Tom Hegel, principal threat researcher at cybersecurity firm SentinelOne, noted that while Cyber Av3ngers has been linked to the Islamic Revolutionary Guard Corps and has a history of targeting industrial control systems, their hacks are better thought of as a form of information warfare. Hegel said the group typically posts screenshots of their exploits online to gin up media attention and stoke fear.

Hegel speculated that in this case, by targeting an Israeli-made product used abroad, “it seems like they’re trying to make you hesitate if you should do business with Israel.”
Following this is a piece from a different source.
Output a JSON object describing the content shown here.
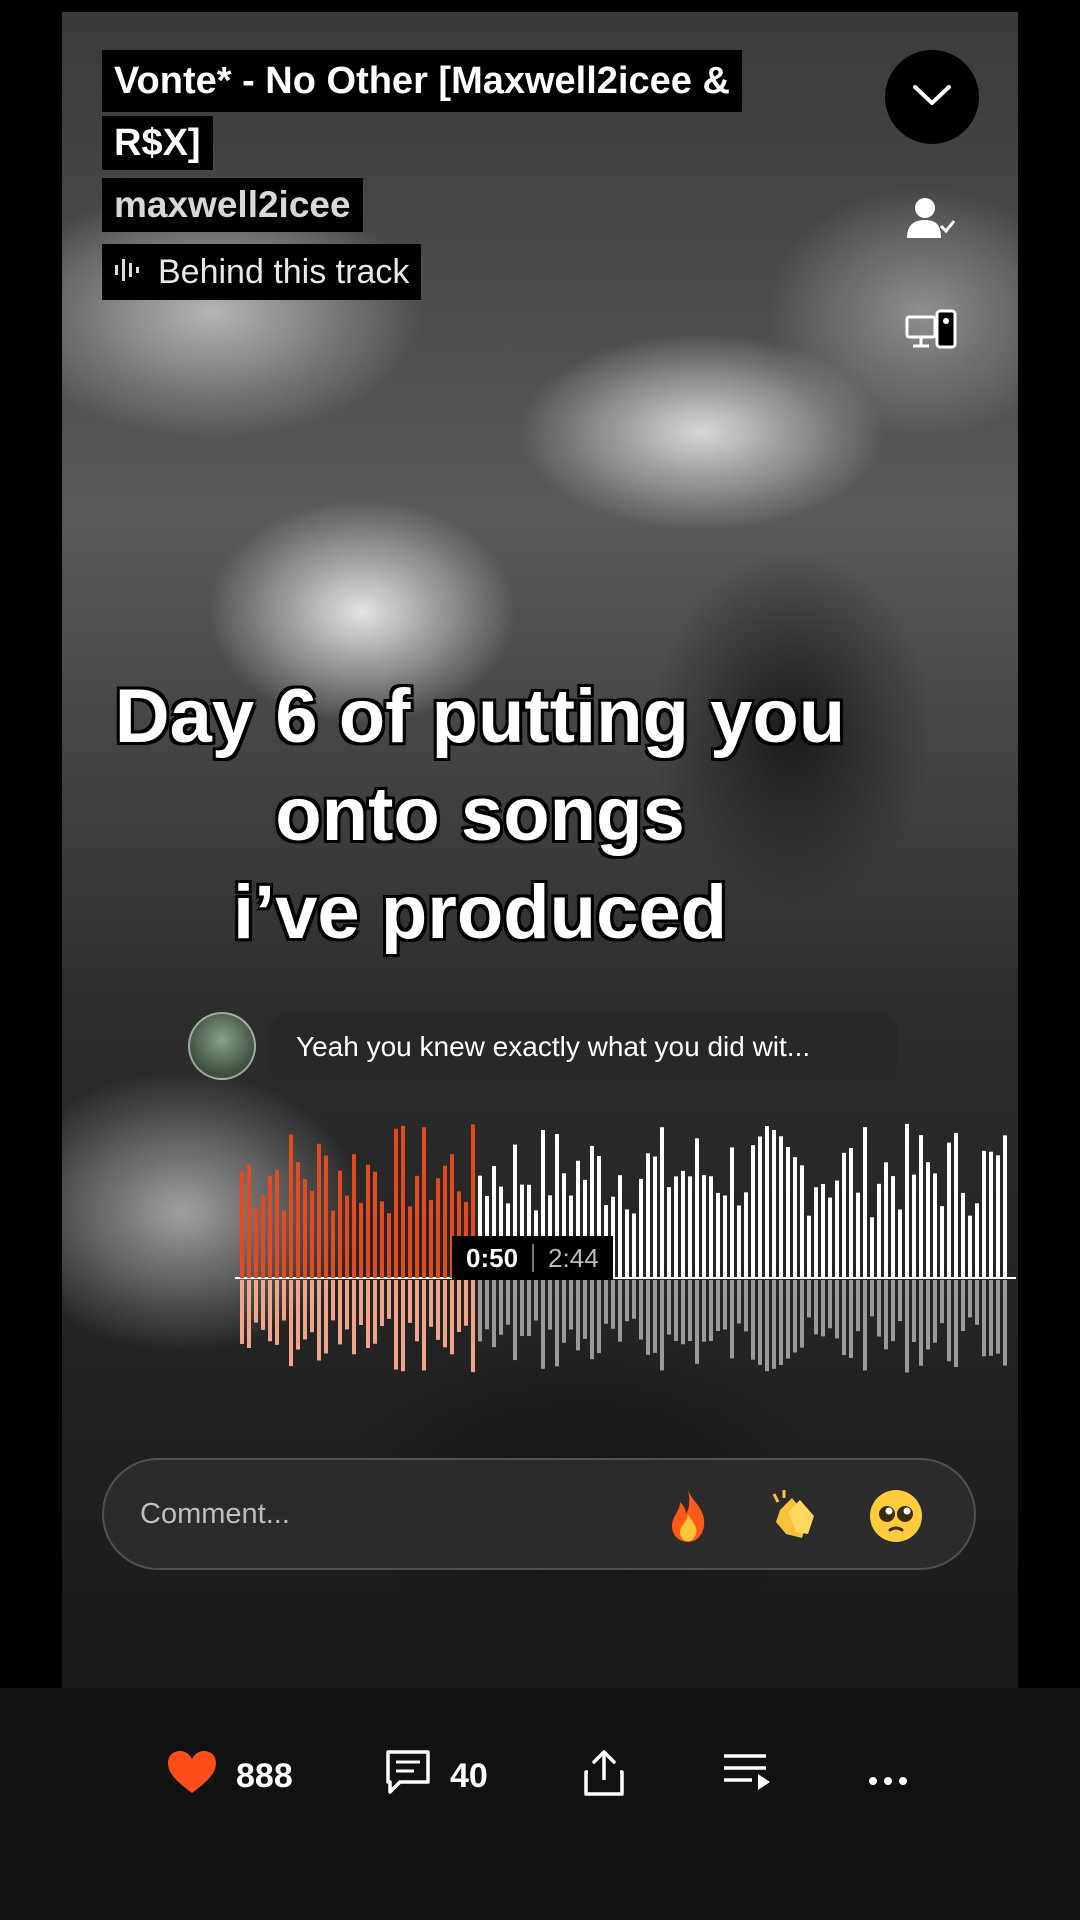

John Hultquist, chief analyst for Mandiant Intelligence at Google Cloud, warned that Cyber Av3ngers often makes an effort online to “suggest the impact of their actions is far greater than it really is,” but that it is still likely that “other countries will be affected by the targeting.”

Unitronics PLC is widely used across the globe, and as of Tuesday afternoon, roughly 1,500 versions of the same Unitronics PLC that was hacked in Aliquippa remain vulnerable to exploitation globally, according to Hegel.

The threat against water facilities was underlined Tuesday when reports emerged that a North Texas utility that serves 2 million people was hit by a different hacking group that appeared unrelated to the attack in Pennsylvania. A spokesperson for the North Texas Municipal Water District said the utility was not using Unitronics products.